Третий день, с дозволения Домны, распевались женщины в светлой горенке, застланной розовыми своеткаными половиками. На заулке под высоко вознесенным небом до рези в глазах искрились голубые снега; взатайках, под застрехами, изба уже слегка потекла, и с краю потоки наметились первые прозрачные иглы. Солнце нахально и радостно ломилось сквозь стекла, мерцающим морошечным столбом половинило избу, стекало на оранжевый пол, на сервант, полный хрусталя, на плечи старух, обтянутые цветастым ситчиком, на платы брусничного шелку, еще чудом сохраненные в глуби сундуков с девичьей поры. Нет, как ни говори, но песню, этот выплеск души человечей, рождают не только голосовая вопленная труба, не только тот таинственный орган, затаенный в глуби груди, но и то особое состояние воздуха, солнца и земли, которое образуется порою в природе и неисповедимым образом переливается в людскую кровь, наполняя ее счастливо рвущейся на волю хмельной силой…

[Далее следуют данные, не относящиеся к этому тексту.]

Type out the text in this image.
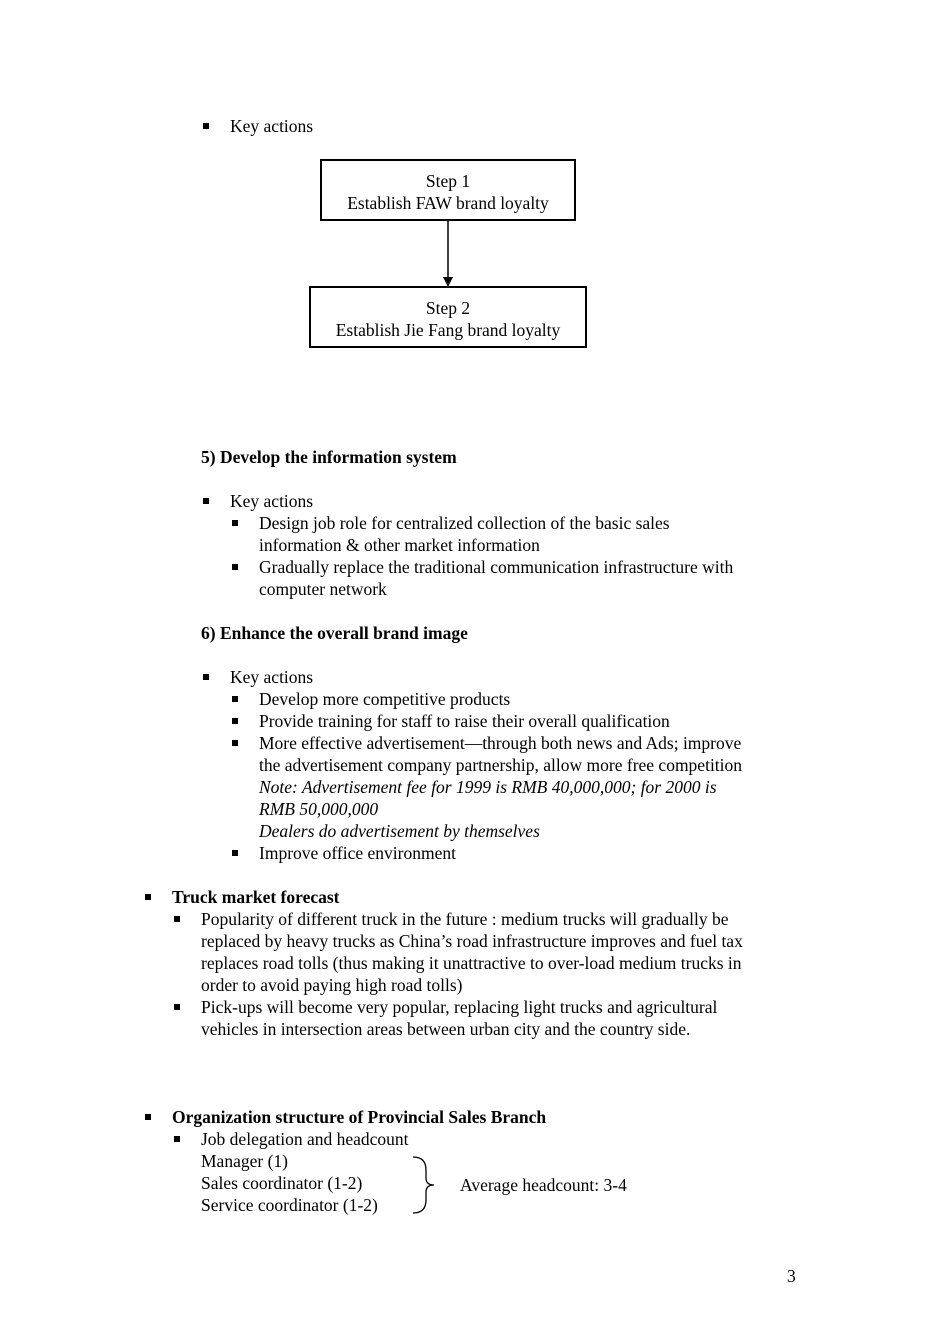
Key actions
Step 1
Establish FAW brand loyalty
Step 2
Establish Jie Fang brand loyalty
5) Develop the information system
Key actions
Design job role for centralized collection of the basic sales
information & other market information
Gradually replace the traditional communication infrastructure with
computer network
6) Enhance the overall brand image
Key actions
Develop more competitive products
Provide training for staff to raise their overall qualification
More effective advertisement—through both news and Ads; improve
the advertisement company partnership, allow more free competition
Note: Advertisement fee for 1999 is RMB 40,000,000; for 2000 is
RMB 50,000,000
Dealers do advertisement by themselves
Improve office environment
Truck market forecast
Popularity of different truck in the future : medium trucks will gradually be
replaced by heavy trucks as China’s road infrastructure improves and fuel tax
replaces road tolls (thus making it unattractive to over-load medium trucks in
order to avoid paying high road tolls)
Pick-ups will become very popular, replacing light trucks and agricultural
vehicles in intersection areas between urban city and the country side.
Organization structure of Provincial Sales Branch
Job delegation and headcount
Manager (1)
Sales coordinator (1-2)
Service coordinator (1-2)
Average headcount: 3-4
3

Помнится, как пришли они в первый день, все затрапезного виду, неловкие, виновато склоненные и всполошенные, прячущие изуродованные клешнятые руки под передник. Они казались тогда чужими друг дружке, хмуро косились, куда-то торопились, дескать, от заделья оторвали, скоро сын на обед — а еще и чугуны в печь не ставлены; мол, и поем-то нынь редко, все песни перезабыли, и голос не бежит, гарчит по-вороньи, хрипит — только людей добрых смешить; и жилы в руках-ногах стогнут, которую уж ночь не сплю; и корка-то у пирога нынче ямой получилась, знать, к смерти близкой; и девку вот, малу внучку востроглазу, не с кем оставить, оборони господь, чтобы огня не заронила… Отказывались с каким-то нетерпением, переглядывались нехотя, на готовно поднесенные стулья присаживались косенько, на одну сухонькую половинку, готовые вскочить и бежать. А Домна меж их мохнатым шмелем вилась, гудела, умасливая и растапливая недоверье:
— Вы что, бабоньки, уж никотора и петь не умеет? А петь-то, христовенькие, велико ли дело, я вас мигом научу. Рот коси да головой тряси — вот и песня. Будут думать, что поешь.

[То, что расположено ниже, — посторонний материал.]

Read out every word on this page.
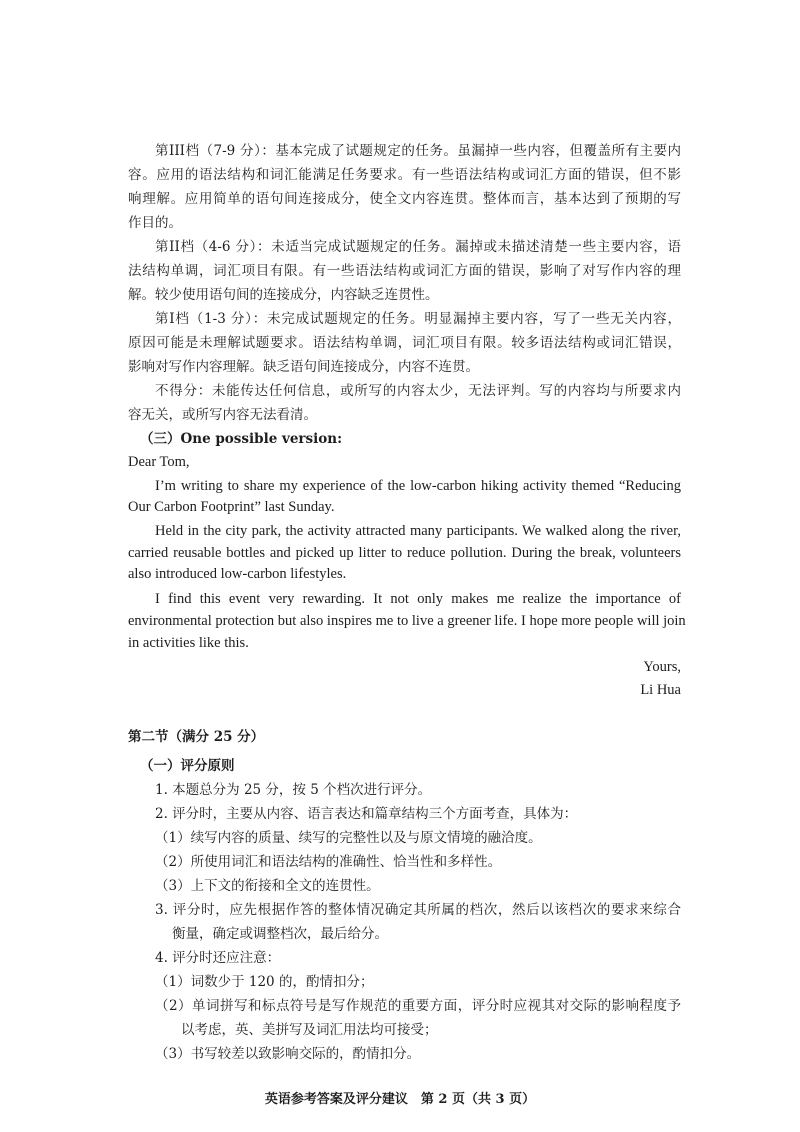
第III档（7-9 分）：基本完成了试题规定的任务。虽漏掉一些内容，但覆盖所有主要内
容。应用的语法结构和词汇能满足任务要求。有一些语法结构或词汇方面的错误，但不影
响理解。应用简单的语句间连接成分，使全文内容连贯。整体而言，基本达到了预期的写
作目的。
第II档（4-6 分）：未适当完成试题规定的任务。漏掉或未描述清楚一些主要内容，语
法结构单调，词汇项目有限。有一些语法结构或词汇方面的错误，影响了对写作内容的理
解。较少使用语句间的连接成分，内容缺乏连贯性。
第I档（1-3 分）：未完成试题规定的任务。明显漏掉主要内容，写了一些无关内容，
原因可能是未理解试题要求。语法结构单调，词汇项目有限。较多语法结构或词汇错误，
影响对写作内容理解。缺乏语句间连接成分，内容不连贯。
不得分：未能传达任何信息，或所写的内容太少，无法评判。写的内容均与所要求内
容无关，或所写内容无法看清。
（三）One possible version:
Dear Tom,
I’m writing to share my experience of the low-carbon hiking activity themed “Reducing
Our Carbon Footprint” last Sunday.
Held in the city park, the activity attracted many participants. We walked along the river,
carried reusable bottles and picked up litter to reduce pollution. During the break, volunteers
also introduced low-carbon lifestyles.
I find this event very rewarding. It not only makes me realize the importance of
environmental protection but also inspires me to live a greener life. I hope more people will join
in activities like this.
Yours,
Li Hua
第二节（满分 25 分）
（一）评分原则
1. 本题总分为 25 分，按 5 个档次进行评分。
2. 评分时，主要从内容、语言表达和篇章结构三个方面考查，具体为：
（1）续写内容的质量、续写的完整性以及与原文情境的融洽度。
（2）所使用词汇和语法结构的准确性、恰当性和多样性。
（3）上下文的衔接和全文的连贯性。
3. 评分时，应先根据作答的整体情况确定其所属的档次，然后以该档次的要求来综合
衡量，确定或调整档次，最后给分。
4. 评分时还应注意：
（1）词数少于 120 的，酌情扣分；
（2）单词拼写和标点符号是写作规范的重要方面，评分时应视其对交际的影响程度予
以考虑，英、美拼写及词汇用法均可接受；
（3）书写较差以致影响交际的，酌情扣分。
英语参考答案及评分建议　第 2 页（共 3 页）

— Когда поешь, то распоешься. А если не петь, то исключительно на легкие выходит, — возразила Параскева Осиповна, сгоравшая от ревностной обиды, что вот Домнушкину избу облюбовали под спевку, а не ее дом. — У меня в груди жженье, я уж петь не буду, как ты хошь. — И с таким вывертом, по-извозчичьи матюкнулась, что даже старухи потупились, зарделись. Ну, Домнушка и упрекни:
— Женщина матюкнется, дак мать пресвятая богородица на престоле не усидит. Так ранее говаривали.
— Не тебе меня и учить, трясогузка хренова, — отрезала Параскева и умчалась, только ее и видели.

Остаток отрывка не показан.